ANCHORAGE, Alaska (KTUU) - Damage from the magnitude 7.1 earthquake that rocked Alaska on November 30, 2018 is still haunting Anchorage -- almost nine months later.

Anchorage Racing Lions President Jason Nunn points out a crack at Kincaid Park that formed after the m-7.1 earthquake on Nov. 30, 2018. (KTUU)

The earthquake opened fissures in the ground in two different areas in Anchorage: the embankment below the new Kincaid Race Track, and on the slope at Suzan Nightingale McKay Park on Government Hill.

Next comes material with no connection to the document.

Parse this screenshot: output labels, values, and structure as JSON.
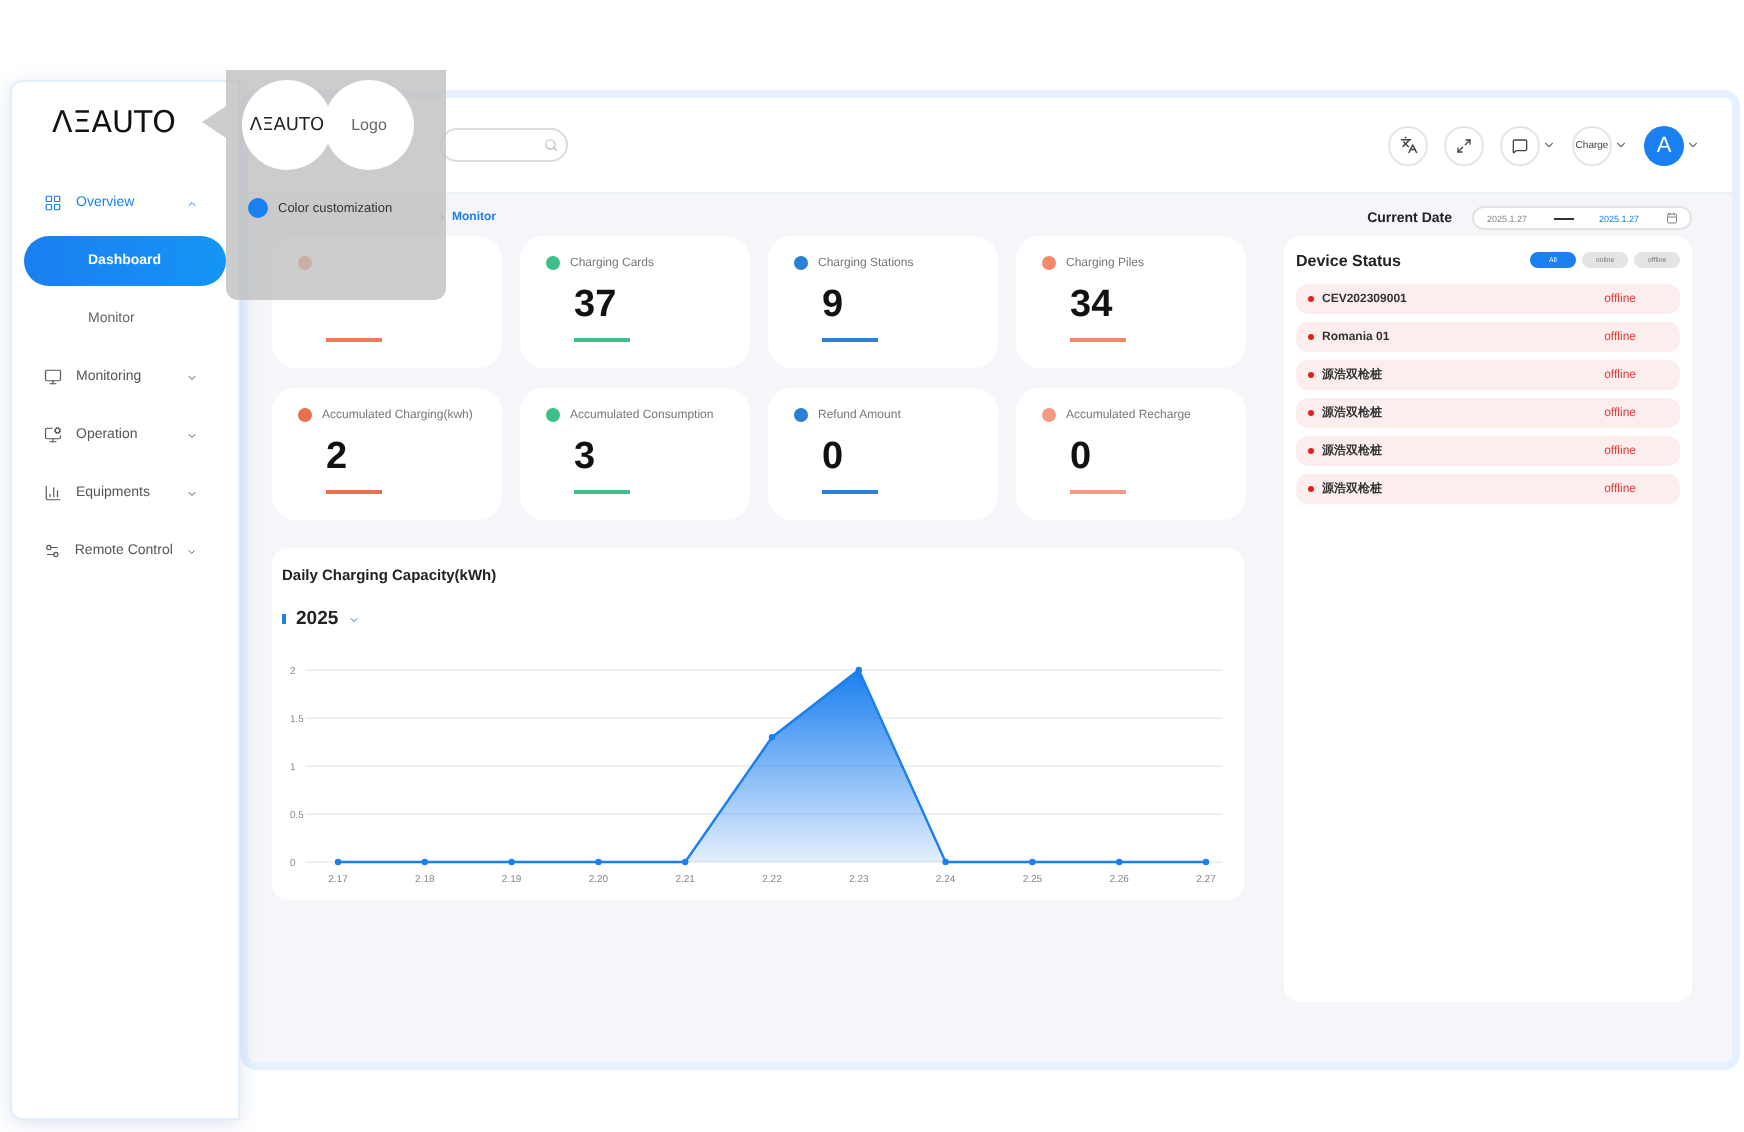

Between the two cracks, Anchorage Parks and Recreation has asked for $1.6 million in FEMA mitigation funds to prevent future safety hazards from seismic activity. They say there's no immediate danger jeopardizing the structural integrity of the parks.

Anchorage Racing Lions, a local motocross racing club that uses the Kincaid track, has expressed concern over the crack at Kincaid. It's approximately three feet deep in some places, and concealed by thick grass.

"My concern is could it slide the rest the way off?" Anchorage Racing Lions President Jason Nunn said. "It's partially into our parking lot, so that could create an issue. It hasn't moved at all, there's grass growing around it, but it still kind of makes for an unsafe environment."

If FEMA provides the mitigation funds, Parks and Rec will hire a consultant to determine the design approach. Engineers recommend shrinking the slopes and bolstering the growth of woody vegetation to make them more stable.